Two dozen towns take part in the first Czech Theater Night


With Museum Night and Church Night having already become a tradition in Prague and some other Czech cities, this weekend the Czech Republic will live through its very first Theater Night. Theater halls and performance groups will offer a whole variety of programming indoors and in the streets on Saturday afternoon. For this week’s Arts, we had a chance to speak to Petra Pavlová, the director of the Arts and Theater Institute in Prague, which is organizing the country-wide event.

I fist asked her about where the idea for Theater Night came from originally.

“This idea is about four years old. The first theater that came up with this idea was a Croatian puppet theater for children. And we discovered this great idea last year in communication with our partners abroad. And, of course, because we are the main information point for Czech theater as well as the promotion of Czech theater abroad, we decided to organize, to coordinate this first Theater Night in the Czech Republic.”

And how many theaters are taking part, in how many cities and for how many hours?

“It’s surprisingly a lot of theaters, but also a lot of theater companies, including amateur companies. Overall, there are more than 80 companies taking part in around 24 cities around the Czech Republic. More than half are in Prague, of course, that’s logical. In terms of the hours, it depends on the theaters and places of the performances. Some theaters are starting with programs for kids already in the afternoon, and the evening is dedicated to programming for adults.”

Can you maybe highlight some of your favorite shows that are going to be seen on Saturday?

“I like the fact that [Theater Night] is not just about performances. It is also about showing how the performances are put together from the beginning. What work goes into preparing a performance. So audience members can try different professions in theater. In some theaters they can, for example, be light designers.

“The other thing I like is that theater is spread around the cities. So in Brno, for example, there will be a lantern parade. There will be a lot of site-specific performances in non-traditional places. For example, in Prague, there will be a performance at the main railway station. Or, at the Archa Theater in Prague, the audience will be able to go and lay down in beds during the evening’s performance”

Photo: archive of Archa Theater
In Prague and in larger cities I imagine there are many theater goers. Have you faced digger problems in promoting this event in smaller towns? Did you do anything differently there, compared to what you did in Prague?

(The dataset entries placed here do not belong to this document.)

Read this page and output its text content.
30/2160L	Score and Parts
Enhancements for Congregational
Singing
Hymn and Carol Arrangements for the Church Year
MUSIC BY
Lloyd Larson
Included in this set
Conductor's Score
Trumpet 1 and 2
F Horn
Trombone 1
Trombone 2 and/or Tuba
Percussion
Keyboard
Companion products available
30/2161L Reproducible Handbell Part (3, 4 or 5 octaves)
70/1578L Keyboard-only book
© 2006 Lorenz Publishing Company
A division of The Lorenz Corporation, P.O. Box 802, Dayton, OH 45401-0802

“I think the promotion is the same. We have the website to promote the event. It’s working very well. We are also using the application for mobile phones called City Bee, where people around the Czech Republic, even foreign visitors, can download the program and to see the scale of programming for that evening. I think it is working well and people are interested to see theaters also with a different face.”

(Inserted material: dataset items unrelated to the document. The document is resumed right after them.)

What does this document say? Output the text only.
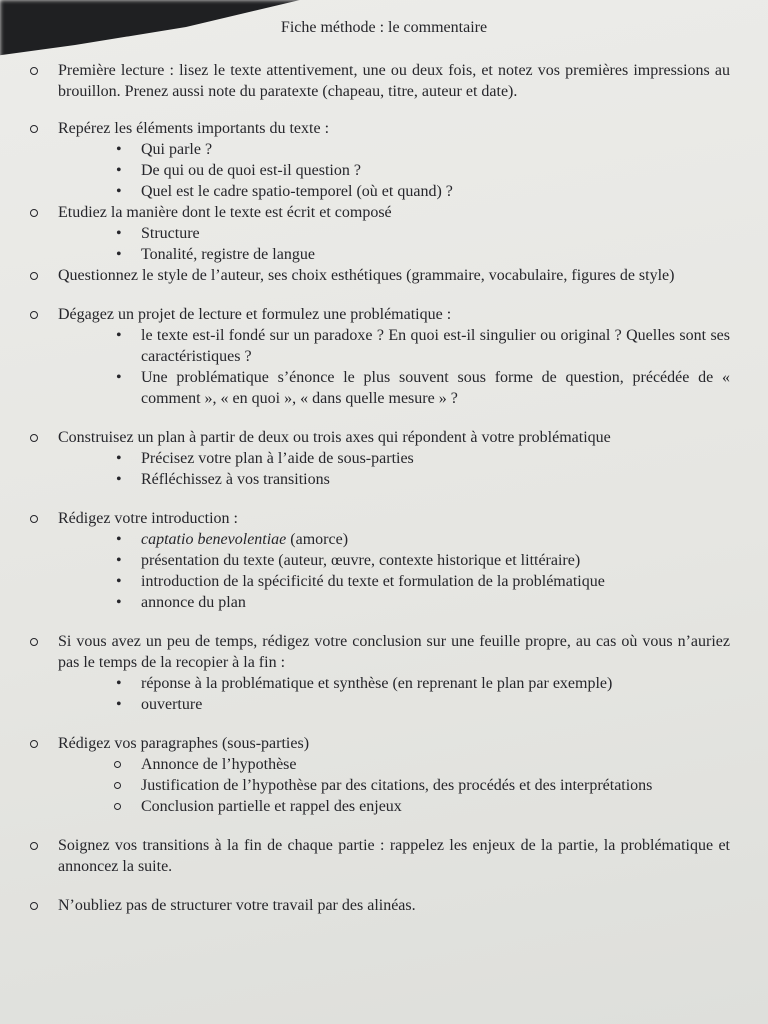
Fiche méthode : le commentaire
Première lecture : lisez le texte attentivement, une ou deux fois, et notez vos premières impressions au brouillon. Prenez aussi note du paratexte (chapeau, titre, auteur et date).
Repérez les éléments importants du texte :
• Qui parle ?
• De qui ou de quoi est-il question ?
• Quel est le cadre spatio-temporel (où et quand) ?
Etudiez la manière dont le texte est écrit et composé
• Structure
• Tonalité, registre de langue
Questionnez le style de l’auteur, ses choix esthétiques (grammaire, vocabulaire, figures de style)
Dégagez un projet de lecture et formulez une problématique :
• le texte est-il fondé sur un paradoxe ? En quoi est-il singulier ou original ? Quelles sont ses caractéristiques ?
• Une problématique s’énonce le plus souvent sous forme de question, précédée de « comment », « en quoi », « dans quelle mesure » ?
Construisez un plan à partir de deux ou trois axes qui répondent à votre problématique
• Précisez votre plan à l’aide de sous-parties
• Réfléchissez à vos transitions
Rédigez votre introduction :
• captatio benevolentiae (amorce)
• présentation du texte (auteur, œuvre, contexte historique et littéraire)
• introduction de la spécificité du texte et formulation de la problématique
• annonce du plan
Si vous avez un peu de temps, rédigez votre conclusion sur une feuille propre, au cas où vous n’auriez pas le temps de la recopier à la fin :
• réponse à la problématique et synthèse (en reprenant le plan par exemple)
• ouverture
Rédigez vos paragraphes (sous-parties)
Annonce de l’hypothèse
Justification de l’hypothèse par des citations, des procédés et des interprétations
Conclusion partielle et rappel des enjeux
Soignez vos transitions à la fin de chaque partie : rappelez les enjeux de la partie, la problématique et annoncez la suite.
N’oubliez pas de structurer votre travail par des alinéas.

Is it normally more difficult for them to get a lot of people to come to their performances? How important is this specific night for the smaller theaters?

“I think that the main result [of this event] is the support of the audience, so-called audience development. Now, in the 21st century, the role of theaters is not just to invite people for the performances but to interact with the audience as well, to develop a new generation of theater audience. And I think in that sense, the night of theaters helps a lot.”

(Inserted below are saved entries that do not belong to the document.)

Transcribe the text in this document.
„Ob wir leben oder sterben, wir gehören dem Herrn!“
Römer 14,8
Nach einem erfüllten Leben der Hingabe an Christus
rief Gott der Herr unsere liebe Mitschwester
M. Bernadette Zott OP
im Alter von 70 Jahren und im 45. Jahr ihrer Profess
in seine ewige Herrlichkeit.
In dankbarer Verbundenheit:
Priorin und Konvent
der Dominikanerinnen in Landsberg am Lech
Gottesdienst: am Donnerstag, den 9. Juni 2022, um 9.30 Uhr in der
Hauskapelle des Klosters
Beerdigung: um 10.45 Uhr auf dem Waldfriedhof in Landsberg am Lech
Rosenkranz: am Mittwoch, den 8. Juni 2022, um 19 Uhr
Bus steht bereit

How much support did you get from city authorities? Obviously the theaters offered a lot of resources, but this is a huge event to put together. How much support did you get from other institutions?

“We are an institution support from the Ministry of Culture. So, we don’t have any special grants or subsidies, for the Night of Theaters, even from the state or the city. It doesn’t actually cost much money, it’s more about how to involve employers in the theaters, how to involved audience volunteers, for example. So it is a question of being more efficient, not a question of money.”

Are you hoping to make Theater Night a tradition?

Photo: Barbora Němcová,  Radio Prague International
“We hope and we are almost sure that it will continue. Because, for example, is already quite popular. Of course, we will do an evaluation after it ends. And we will continue for sure. It will be again on the third Saturday of November. The one interesting moment is that sometimes it may be closer to the 17th of November, so some years it may be more connected with the memory of that date in Czech history.”

Do you think that in the future, there may be some foreign theater companies visiting Theater Night?

“This is the first year, so I think we need to wait and see how it will turn out, to map all the activities, all the interest. And of course everything is possible for the future.”